Пруденс удивило, что он так строго осудил женщину, но не успела она открыть рот, чтобы высказаться по этому поводу, как воздух наполнился торжественным звоном колоколов. Из дверей церкви начал выливаться поток облаченных в черное фигур. Похороны вообще не слишком веселое зрелище, но эти показались Пруденс особенно печальными потому, вероятно, что, как вскоре выяснилось, она знала умершую. В толпе скорбящих, которые, рыдая и ломая руки, выходили из церкви, выделялась фигура Розы Торгуд. И, учитывая размеры гроба, который несли, согнувшись, вдвое больше, чем обычно, мужчин, не могло быть никаких сомнений в отношении того, по ком звонят колокола.
– Я знаю, чьи это похороны, – сказала, понизив голос, Пруденс скорее себе, чем Тимоти. Внезапно она поймала затуманенный взгляд Розы Торгуд и, приподняв в молчаливом приветствии руку, отчаянно заморгала, подавляя мгновенно подступившие к глазам слезы. – Хоронят Эстер Чайлд. – Голос ее дрожал от еле сдерживаемых рыданий.
– Ребенка? Какого ребенка? – непонимающе спросил Тим. Лицо его исказилось от боли, и Пруденс поняла, что своими словами невольно напомнила ему о постигшем его недавно горе.
В глазах ее появилось выражение сочувствия. Последние похороны, на которых они оба присутствовали, были похоронами ребенка, мертворожденного сына Тимоти. Неудивительно, что он не понял ее, когда она произнесла фамилию Чайлд.

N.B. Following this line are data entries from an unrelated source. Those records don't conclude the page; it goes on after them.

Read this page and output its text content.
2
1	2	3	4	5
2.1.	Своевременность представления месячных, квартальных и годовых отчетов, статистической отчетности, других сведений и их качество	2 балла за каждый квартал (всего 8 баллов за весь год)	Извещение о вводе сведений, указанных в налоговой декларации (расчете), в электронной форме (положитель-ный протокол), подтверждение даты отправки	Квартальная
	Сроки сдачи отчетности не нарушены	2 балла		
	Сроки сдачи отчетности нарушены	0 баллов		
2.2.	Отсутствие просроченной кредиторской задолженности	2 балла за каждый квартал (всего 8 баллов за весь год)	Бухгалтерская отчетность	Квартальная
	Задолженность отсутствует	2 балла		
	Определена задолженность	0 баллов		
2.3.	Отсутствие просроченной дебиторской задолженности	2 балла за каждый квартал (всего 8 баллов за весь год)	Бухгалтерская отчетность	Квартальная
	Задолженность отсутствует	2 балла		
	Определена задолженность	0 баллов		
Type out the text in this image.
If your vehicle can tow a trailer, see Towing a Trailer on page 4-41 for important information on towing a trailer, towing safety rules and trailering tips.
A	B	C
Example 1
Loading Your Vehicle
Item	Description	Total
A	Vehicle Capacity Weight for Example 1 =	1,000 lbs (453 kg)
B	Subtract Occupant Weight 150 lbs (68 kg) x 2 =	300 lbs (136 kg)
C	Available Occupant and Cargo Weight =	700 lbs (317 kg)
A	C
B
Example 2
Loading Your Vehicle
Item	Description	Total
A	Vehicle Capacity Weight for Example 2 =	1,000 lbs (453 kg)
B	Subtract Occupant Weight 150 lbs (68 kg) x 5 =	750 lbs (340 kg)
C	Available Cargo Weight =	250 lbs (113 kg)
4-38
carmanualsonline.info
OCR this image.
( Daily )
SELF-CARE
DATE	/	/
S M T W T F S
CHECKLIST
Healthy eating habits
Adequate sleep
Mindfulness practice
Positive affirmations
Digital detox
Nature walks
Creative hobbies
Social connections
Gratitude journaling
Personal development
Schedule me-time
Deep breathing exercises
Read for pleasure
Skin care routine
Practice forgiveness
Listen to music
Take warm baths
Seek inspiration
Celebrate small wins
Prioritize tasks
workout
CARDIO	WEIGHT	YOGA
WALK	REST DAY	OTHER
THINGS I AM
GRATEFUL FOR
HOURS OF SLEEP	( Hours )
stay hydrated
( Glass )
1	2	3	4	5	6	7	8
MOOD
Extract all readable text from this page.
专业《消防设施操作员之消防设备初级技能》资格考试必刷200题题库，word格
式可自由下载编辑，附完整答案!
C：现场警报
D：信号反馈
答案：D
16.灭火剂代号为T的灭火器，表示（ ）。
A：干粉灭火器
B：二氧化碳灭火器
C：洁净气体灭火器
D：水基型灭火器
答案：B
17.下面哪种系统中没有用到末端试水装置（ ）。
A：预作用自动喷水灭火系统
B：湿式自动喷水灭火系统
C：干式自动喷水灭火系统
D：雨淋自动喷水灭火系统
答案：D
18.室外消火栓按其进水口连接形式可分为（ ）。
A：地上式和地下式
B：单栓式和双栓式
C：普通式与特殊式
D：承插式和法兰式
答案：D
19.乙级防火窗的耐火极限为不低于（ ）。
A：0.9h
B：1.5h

Она дотронулась до его руки.
– Я не имела в виду ребенка. Чайлд – фамилия умершей женщины.
– А-а… – протянул Тим. Его лицо, лишенное всякого выражения, напоминало маску, и это слегка встревожило ее. В следующее мгновение, явно стремясь как можно скорее увезти их подальше от похорон и связанных с ними горьких воспоминаний, он щелкнул кнутом, и лошадь рванулась вперед.
Вскоре они подъехали к источнику Святой Анны, не производившему, на первый взгляд, большого впечатления. Заросшая травой мокрая грязная тропинка вела к небольшому низкому строению, возведенному над источником, представляющим собой в сущности не более Чем резервуар для сбора богатой железом воды. Как сообщала укрепленная на стене здания табличка, источник был открыт знаменитым доктором Ричардом Расселом. Ирония заключалась в том, что большую часть своей жизни Рассел посвятил пропаганде целебных свойств морской воды Брайтона, а совсем не ценность естественных минеральных источников, подобных этому.
Минеральная вода впечатляла так же мало, как и резервуар, в который она стекала. Она лилась тонкой красно-коричневой струйкой и за долгое время покрыла все, чего касалась, ржавыми пятнами.
При виде этого резервуара Пруденс вспомнила ванну, в которой она смывала кровь с тельца мертворожденного сына Эдит.
Тим заглянул в резервуар, и лицо у него вытянулось.
– Господи! Да это же нельзя пить! Вода выглядит как настоящая отрава.
– Это… – Пруденс откашлялась, – выглядит, как ржавчина. – Она храбро зачерпнула воды кружкой, которую взяла с собой, стараясь не взбаламутить осадок, толстым слоем покрывавший дно резервуара. – Именно железо, придающее воде такой цвет, и делает ее целебной. Она меня не убьет.
Тим молча повернулся и вышел из здания.